The Voice of Blythewood & Fairfield County

Former Councilwoman Awaits Day in Court

Cauthen Cooperating with Feds

Katie Cauthen

NASHVILLE, TENN. – More than a year after she was originally charged, former Blythewood Town Councilwoman Kathleen (Katie) Devereaux Cauthen is still waiting for her day in court for her alleged part in a $28 million health care fraud.

Cauthen has been charged with two felony counts in a U.S. District Court in Nashville, Tenn. The charges include conspiracy to commit “theft or embezzlement in connection with health care” and misprision, the failure to report the commission of a felony to judicial authorities. Cauthen, who was a member of the South Carolina Bar until her license to practice law in South Carolina was suspended last year, faces a maximum sentence of eight years in prison and $500,000 in fines if convicted of the two charges.

Cauthen’s case has been delayed on multiple occasions as she has been helping the U.S. Attorney’s Office make a case against her co-conspirators. However, documents filed in her case, and that of others charged in the scheme, state she could plead guilty soon.

“The Defendant (Cauthen) has been and continues to cooperate with the Government in its investigation of other individuals,” Cynthia C. Chappell, Cauthen’s appointed attorney stated in court documents. “The trial of related defendants was continued some time ago and has not been rescheduled. Based on the foregoing, the parties submit that the ends of justice would be best served by continuing Ms. Cauthen’s plea hearing and, therefore request that the Court continue this matter to a convenient date for the Court in or around August 2015.”

Four of Cauthen’s alleged co-conspirators – William Worthy of Isle of Palms; Bart and Angela Posey of Springfield, Tenn. and Richard H. Bachman of Austin, Texas – were indicted by a federal grand jury in Nashville in June 2013. That case was scheduled for trial in U. S. District Court in Nashville in January 2015, but has been moved up and now is unlikely to see a jury until August 2016. Some of those charged in this case are also cooperating with the U.S. Attorney’s Office and so are likely to accept a guilty plea and not go to trial. According to U.S. Department of Justice statistics, more than 95 percent of federal criminal defendants plead guilty to charges.

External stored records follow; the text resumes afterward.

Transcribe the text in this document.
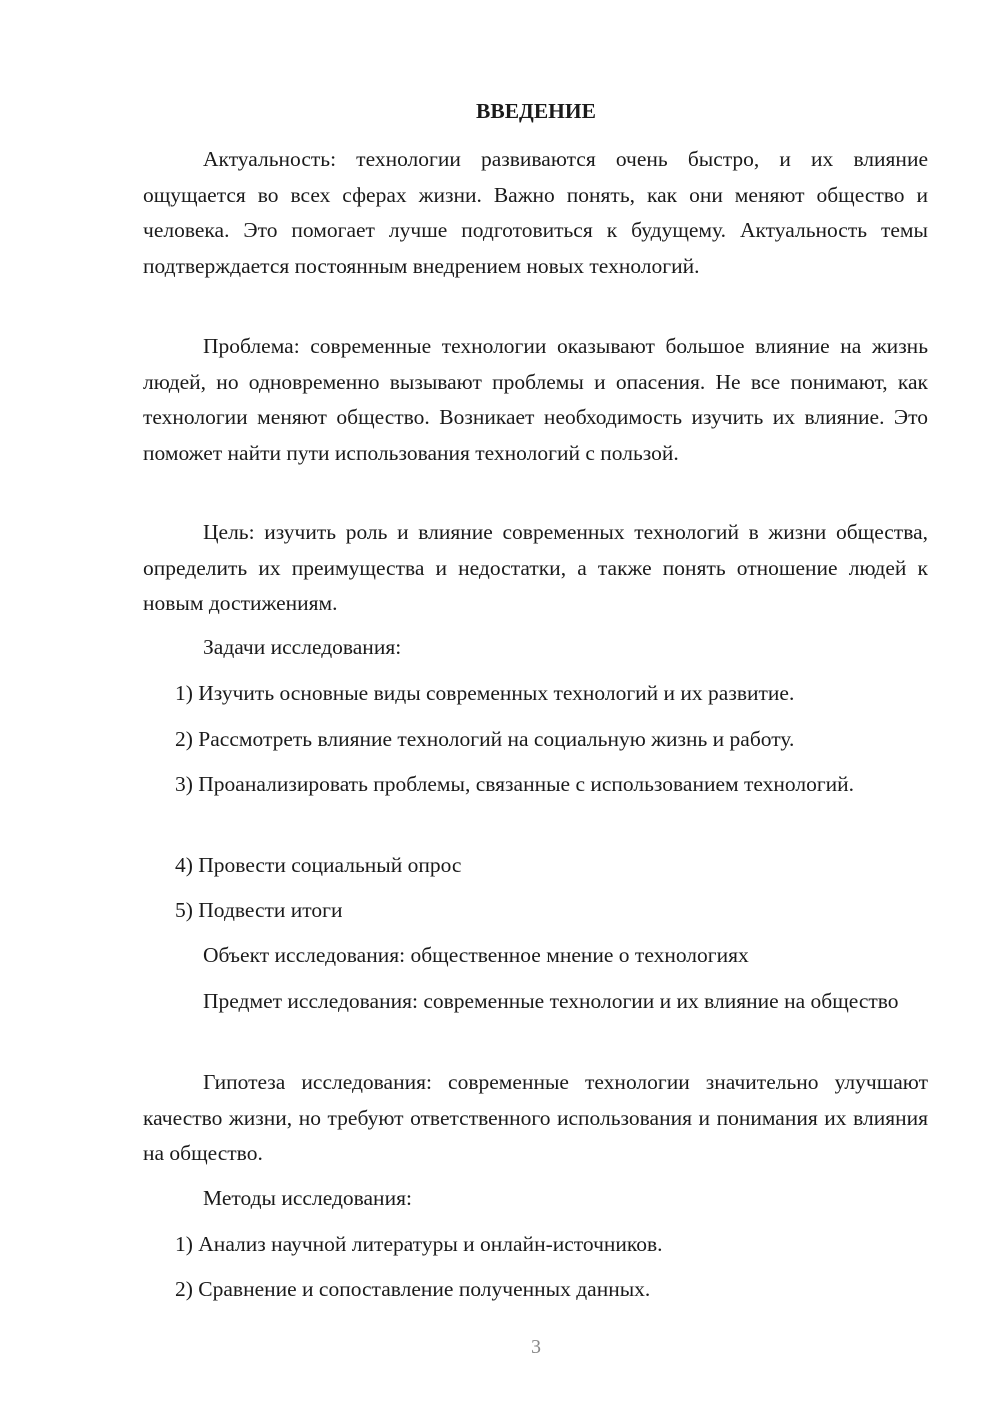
ВВЕДЕНИЕ

Актуальность: технологии развиваются очень быстро, и их влияние ощущается во всех сферах жизни. Важно понять, как они меняют общество и человека. Это помогает лучше подготовиться к будущему. Актуальность темы подтверждается постоянным внедрением новых технологий.

Проблема: современные технологии оказывают большое влияние на жизнь людей, но одновременно вызывают проблемы и опасения. Не все понимают, как технологии меняют общество. Возникает необходимость изучить их влияние. Это поможет найти пути использования технологий с пользой.

Цель: изучить роль и влияние современных технологий в жизни общества, определить их преимущества и недостатки, а также понять отношение людей к новым достижениям.

Задачи исследования:

1) Изучить основные виды современных технологий и их развитие.

2) Рассмотреть влияние технологий на социальную жизнь и работу.

3) Проанализировать проблемы, связанные с использованием технологий.

4) Провести социальный опрос

5) Подвести итоги

Объект исследования: общественное мнение о технологиях

Предмет исследования: современные технологии и их влияние на общество

Гипотеза исследования: современные технологии значительно улучшают качество жизни, но требуют ответственного использования и понимания их влияния на общество.

Методы исследования:

1) Анализ научной литературы и онлайн-источников.

2) Сравнение и сопоставление полученных данных.

3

Filed June 16, 2014, the former Councilwoman is alleged to have aided others in a scheme purported to provide health care benefit coverage to more than 17,000 individuals and multiple employer groups in various states. It claims that although holding themselves out as providing health care coverage, the defendant and her co-conspirators did not comply with either state or federal regulatory requirements. Cauthen and her co-conspirators are alleged to have collected more than $28 million in insurance premium payments.

Some of those premiums went into an account opened by Cauthen at First Citizens Bank in Blythewood in the name of Nationwide Administrators for which Cauthen listed herself as president and used her home address for the company’s physical address according to the federal charges. This action is the basis of the misprison charge.

“The funds deposited into the account at First Citizens Bank were intended to represent payments to a non-existent underwriter, but were instead primarily converted to the personal use of defendant Kathleen Devereaux Cauthen and co-conspirator William M. Worthy II,” according to the information.

On July 10, 2014 Cauthen waived her right to be indicted on the charges, and instead she was charged in a federal criminal information – a formal criminal charge made by a prosecutor without obtaining a grand jury indictment. In the document, Cauthen consented to prosecution by information, a path normally taken by individuals who implicate themselves and cooperate with the U.S. Attorney’s Office. This cooperation, if it is substantial, provides original information to the prosecution and if honest, can lead to a federal court reducing the offense level of the crime and so reducing the sentence.